05-22-2014 09:23 PM - edited 05-22-2014 10:03 PM
We have a requirement to analyze big data for one of our telecom customer, after that requirement analysis we found hadoop with hive is a suitable solution for this , i have found some of use cases and best practices in the net , but as per configuration perspective i couldnt get exact information,can you please advice on my below queries ,
1. We are planning to setup hadoop cluster with 40 to 50 nodes, here the doubt is , if we configured 50 node hadoop cluster , and its available for use, now we want to install hive on this with hcat , metastore etc ... whats the best approach to install hive on this cluster setup? its should installed and confiured on all the nodes or its enough with master node /name node? what is best and recommended approach for production and HA environment setup?

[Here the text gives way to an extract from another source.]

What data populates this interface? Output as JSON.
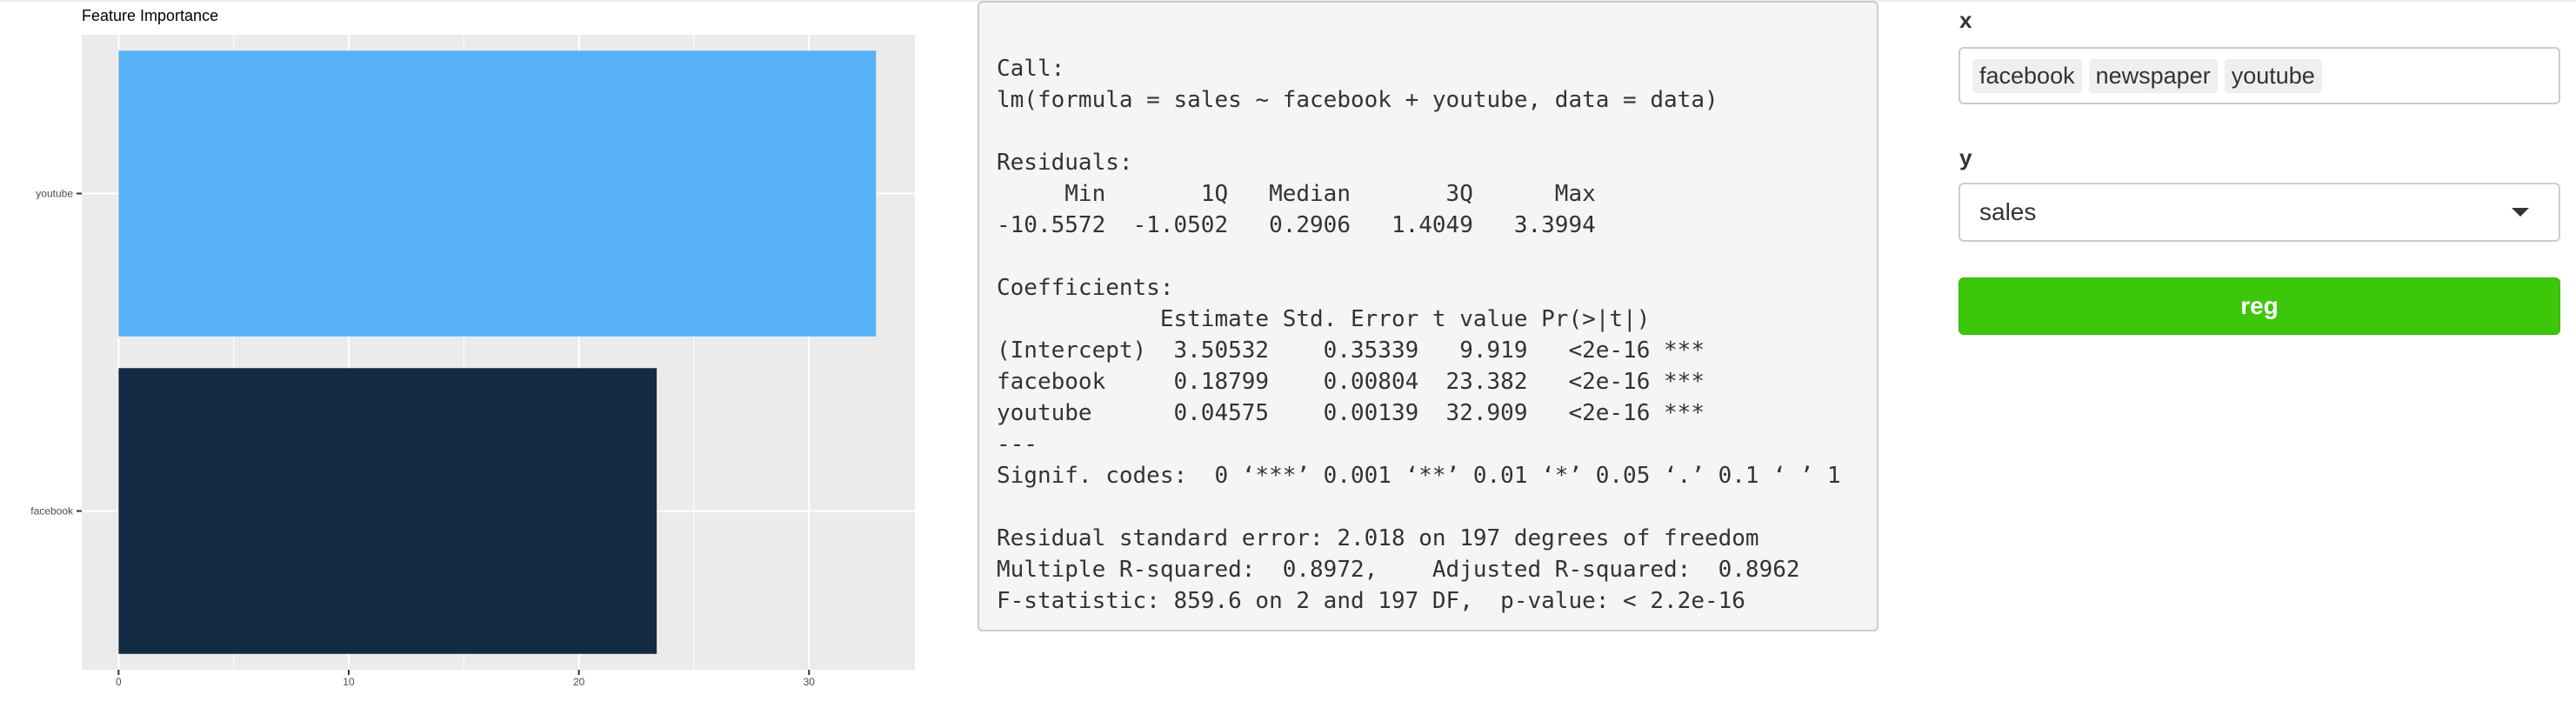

2. Or is it possible to configure Hive in different server , is it recommended for production setup?
could yoy please provide any detailed use case or best practice information to implement hive on hadoop environment. your advice and suggestions will help lot to understand.
thanks in Advance.
06-26-2014 12:53 PM
No matter how many number of nodes you install hive on, any query that you run through hive gets converted into MR job and will be submitted via JT and the data is stored in HDFS . Instaling hive in all the nodes is fine,So in my opinion , having one dedicated node for metastore and one for HiveServer2 and a list of nodes as gateways.